Berlanjut pada karya Jakob Kudsk Steensen yang menghadirkan "Re-Animated", sebuah seni virtual reality mengenai burung yag disebut burung Kaua'i ʻōʻō yang sudah punah. Pengunjung diajak mengeksplorasi komposisi musik dan efek audio lingkungan di Kaua'i ʻōʻō dari dunia virtual.
notanlab membawa dua karya yakni "colo (ur)" yakni instalasi interaktif yang menggabungkan seni mural dan aplikasi berbasis web. Instalasi ini akan menghasilkan hasil analisa emosi dari warna-warni yang digunakan pengunjung untuk mewarnai ilustrasi.
Sedangkam karya kedua dari notanlab adalah "capt(ur)e" yang terinspirasi dari perilaku sosial dalam menggunakan kamera telepon pintar dan bagaimana perilaku itu menangkap momen.
Ada pula dari Nonotak yang membawa karya "Leap V.3" sebuah instalasi tata cahaya dan suara yang spesifik untuk tempat-tempat tertentu, kolaborasi Noemi Schipfer dan Takami Nakamoto. Instalasi ini adalah susunan permukaan yang mengambang yang berinteraksi dengan elemen arsitektur bangunan The Tribata.
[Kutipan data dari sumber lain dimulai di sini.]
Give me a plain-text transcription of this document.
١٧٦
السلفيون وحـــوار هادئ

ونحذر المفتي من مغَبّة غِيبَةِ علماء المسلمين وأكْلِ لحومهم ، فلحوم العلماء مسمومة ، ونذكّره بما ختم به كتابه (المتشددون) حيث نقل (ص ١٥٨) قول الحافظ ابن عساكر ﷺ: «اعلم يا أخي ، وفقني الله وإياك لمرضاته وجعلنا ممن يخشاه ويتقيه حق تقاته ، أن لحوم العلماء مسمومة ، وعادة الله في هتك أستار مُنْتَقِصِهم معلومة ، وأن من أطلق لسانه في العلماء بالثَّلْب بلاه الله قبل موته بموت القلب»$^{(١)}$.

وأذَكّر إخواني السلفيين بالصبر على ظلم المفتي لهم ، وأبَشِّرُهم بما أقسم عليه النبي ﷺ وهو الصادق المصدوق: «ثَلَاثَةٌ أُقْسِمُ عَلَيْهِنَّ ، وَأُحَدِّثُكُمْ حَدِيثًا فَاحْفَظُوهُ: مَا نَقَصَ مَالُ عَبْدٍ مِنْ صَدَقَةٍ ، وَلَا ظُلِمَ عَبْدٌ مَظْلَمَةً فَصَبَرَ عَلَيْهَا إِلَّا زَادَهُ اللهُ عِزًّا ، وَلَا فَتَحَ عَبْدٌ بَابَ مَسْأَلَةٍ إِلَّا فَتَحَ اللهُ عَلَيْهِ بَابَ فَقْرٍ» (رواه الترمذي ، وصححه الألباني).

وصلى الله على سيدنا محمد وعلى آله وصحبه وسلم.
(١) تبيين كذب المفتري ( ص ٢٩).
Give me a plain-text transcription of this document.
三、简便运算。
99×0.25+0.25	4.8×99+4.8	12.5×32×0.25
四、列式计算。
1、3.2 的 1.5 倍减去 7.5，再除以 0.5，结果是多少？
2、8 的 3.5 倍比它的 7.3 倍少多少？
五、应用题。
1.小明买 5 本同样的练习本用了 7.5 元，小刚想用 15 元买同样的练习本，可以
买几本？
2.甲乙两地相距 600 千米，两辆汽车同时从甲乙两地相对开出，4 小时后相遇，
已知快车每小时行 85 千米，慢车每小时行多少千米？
Serta, "The Simulation of Harmony" oleh Kinara X Modulight. Karya ini bicara soal eksistensi dan bagaimana satu hal kecil dapat memberi dampak tak terduga bagi manusia lainnya.
Sementara, Wave of Tomorrow 2019 digelar mulai 20--29 Desember 2019. Ada pula kehadiran pertunjukan musik dari para musisi yang populer hingga emerging artist seperti Kunto Aji, Eva Celia, Danilla, Sal Priadi, Haai, Mantra Vutura, dan masih banyak lagi. Harga tiket masuk Rp100 ribu per hari.